La peur du rejet est la raison la plus fréquente derrière la procrastination commerciale. Pas le manque de temps. Pas le manque de méthode. La peur que quelqu'un dise non.
C'est une peur normale. Personne n'aime être rejeté. Mais dans un contexte commercial, elle a un coût direct sur votre chiffre d'affaires.
Ce qu'on se raconte pour ne pas prospecter
"Ce n'est pas le bon moment." "Je dois d'abord améliorer mon site." "Je vais attendre que ma proposition soit parfaite." "Je le ferai la semaine prochaine."
Ces raisons sont réelles et pas réelles en même temps. Il y a presque toujours quelque chose à améliorer. Mais si ces améliorations arrivent systématiquement juste avant le moment de prospecter, c'est un signal que ce n'est pas vraiment le problème.
Ce que le rejet est réellement
En prospection B2B, un non ne dit presque jamais quelque chose sur vous en tant que personne. Il dit que ce que vous proposez ne correspond pas à la situation de ce prospect, maintenant, dans ce contexte.
Cette distinction semble évidente à l'écrit. Elle l'est beaucoup moins dans le moment. Mais c'est elle qui libère.
Un prospect qui dit non n'a pas évalué votre valeur en tant que personne. Il a juste dit que son problème n'est pas celui que vous pensez résoudre, ou qu'il n'est pas prêt à le traiter maintenant.
Ce qui aide concrètement
Fixer un objectif de contacts, pas de résultats. "Je vais contacter cinq personnes cette semaine" est un objectif sur lequel vous avez un contrôle total. "Je vais signer deux contrats" ne l'est pas.
Quand l'objectif est l'action et non le résultat, les non ne comptent pas comme des échecs. Ils font juste partie du volume.
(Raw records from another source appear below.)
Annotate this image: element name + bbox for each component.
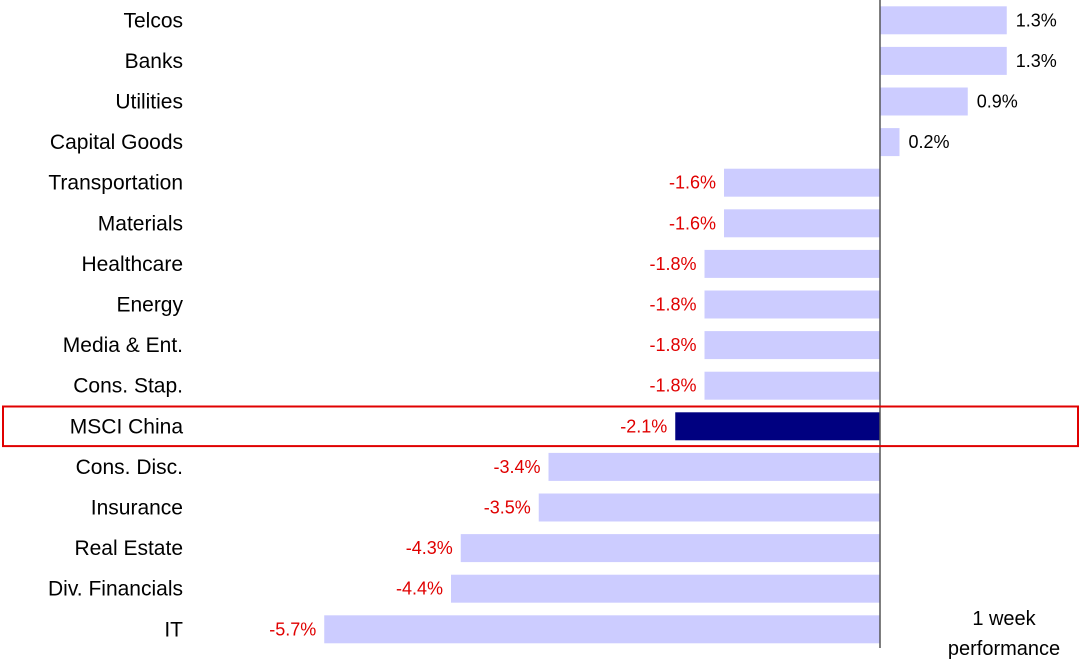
category-label-transportation: Transportation — [48, 172, 183, 195]
bar-banks — [880, 46, 1007, 75]
category-label-media-ent: Media & Ent. — [63, 334, 183, 357]
bar-cons-disc — [548, 452, 880, 481]
bar-media-ent — [704, 331, 880, 360]
bar-energy — [704, 290, 880, 319]
bar-transportation — [724, 168, 880, 197]
bar-div-financials — [451, 574, 880, 603]
msci-china-highlight-box — [2, 405, 1079, 448]
data-label-banks: 1.3% — [1016, 51, 1057, 71]
category-label-banks: Banks — [125, 50, 183, 73]
bars-layer — [324, 6, 1007, 644]
note-line-2: performance — [948, 638, 1060, 660]
data-label-cons-disc: -3.4% — [493, 457, 540, 477]
data-label-real-estate: -4.3% — [406, 538, 453, 558]
category-label-energy: Energy — [116, 294, 183, 317]
labels-layer: Telcos 1.3% Banks 1.3% Utilities 0.9% Capital … — [48, 9, 1057, 641]
bar-healthcare — [704, 249, 880, 278]
category-label-div-financials: Div. Financials — [48, 578, 183, 601]
data-label-telcos: 1.3% — [1016, 10, 1057, 30]
bar-it — [324, 615, 880, 644]
category-label-capital-goods: Capital Goods — [50, 131, 183, 154]
data-label-msci-china: -2.1% — [620, 416, 667, 436]
data-label-cons-stap: -1.8% — [649, 376, 696, 396]
data-label-utilities: 0.9% — [977, 92, 1018, 112]
category-label-telcos: Telcos — [123, 9, 183, 32]
category-label-real-estate: Real Estate — [74, 537, 183, 560]
note-line-1: 1 week — [972, 608, 1036, 630]
category-label-healthcare: Healthcare — [81, 253, 183, 276]
category-label-cons-disc: Cons. Disc. — [76, 456, 183, 479]
data-label-transportation: -1.6% — [669, 173, 716, 193]
data-label-materials: -1.6% — [669, 213, 716, 233]
category-label-utilities: Utilities — [115, 91, 183, 114]
data-label-it: -5.7% — [269, 619, 316, 639]
category-label-msci-china: MSCI China — [70, 415, 184, 438]
bar-capital-goods — [880, 128, 900, 157]
bar-utilities — [880, 87, 968, 116]
data-label-capital-goods: 0.2% — [909, 132, 950, 152]
category-label-insurance: Insurance — [91, 497, 183, 520]
data-label-energy: -1.8% — [649, 295, 696, 315]
bar-telcos — [880, 6, 1007, 35]
bar-real-estate — [460, 534, 880, 563]
bar-materials — [724, 209, 880, 238]
data-label-healthcare: -1.8% — [649, 254, 696, 274]
data-label-media-ent: -1.8% — [649, 335, 696, 355]
bar-msci-china — [675, 412, 880, 441]
category-label-materials: Materials — [98, 212, 183, 235]
data-label-insurance: -3.5% — [484, 498, 531, 518]
category-label-cons-stap: Cons. Stap. — [73, 375, 183, 398]
bar-cons-stap — [704, 371, 880, 400]
bar-insurance — [538, 493, 880, 522]
data-label-div-financials: -4.4% — [396, 579, 443, 599]
category-label-it: IT — [164, 618, 183, 641]
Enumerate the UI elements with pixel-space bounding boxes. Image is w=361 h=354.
Garder des traces de vos contacts. Voir la liste des personnes que vous avez contactées grandir, même sans résultat immédiat, montre que vous avancez. C'est moins abstrait que "je fais de la prospection".
Ce que l'expérience change
Les premiers refus font toujours quelque chose. Après cinquante, cent contacts, le non devient banal. Pas agréable, mais banal. Vous savez qu'il ne signifie rien sur la suite.
C'est pourquoi les gens qui prospectent régulièrement depuis longtemps ont l'air à l'aise : pas parce qu'ils ne reçoivent pas de refus, mais parce qu'ils en ont reçu suffisamment pour savoir que ça ne change rien.
La seule façon d'y arriver, c'est de commencer. Et de continuer.